Joint Beamforming for RIS Assisted ISAC Systems with Discrete Phase Shifts: A DRL Based Approach

Integrated sensing and communication (ISAC) is regarded as a promising approach to alleviate spectrum congestion in future communication networks. Leveraging recent breakthroughs in programmable meta-materials, re-configurable intelligent surfaces (RIS) enhance communication systems by enabling multiple input multiple output (MIMO) transmission without requiring additional radio frequency (RF) chains. Therefore, integrating RIS into ISAC systems presents a promising avenue to address the fundamental challenge of enhancing ISAC system performance through only active beamforming, especially in adverse channel conditions.
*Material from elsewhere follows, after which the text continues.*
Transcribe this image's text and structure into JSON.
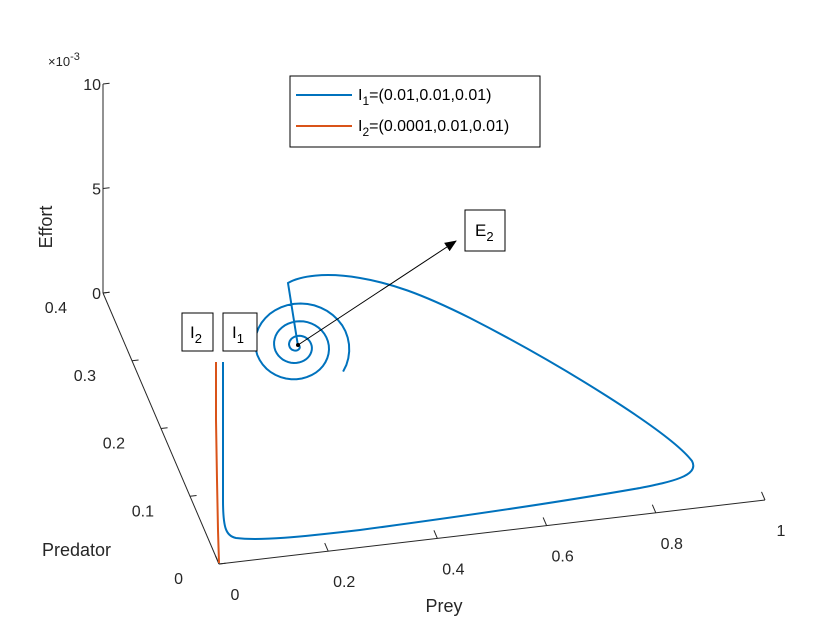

This correspondence investigates the joint optimization of transmit beamforming and RIS reflection coefficients to maximize the sum capacity of ISAC systems. The study adopts a more practical approach by constraining each RIS element to use only a discrete set of phase shifts. Resulting non-convex optimization problem has been addressed using the deep deterministic policy gradient (DDPG) and the twin delayed deep deterministic (TD3) policy gradient deep reinforcement learning (DRL) algorithms. The numerical results and analysis demonstrate the superior performance of TD3 compared to DDPG in terms of the improved sum capacity of ISAC system.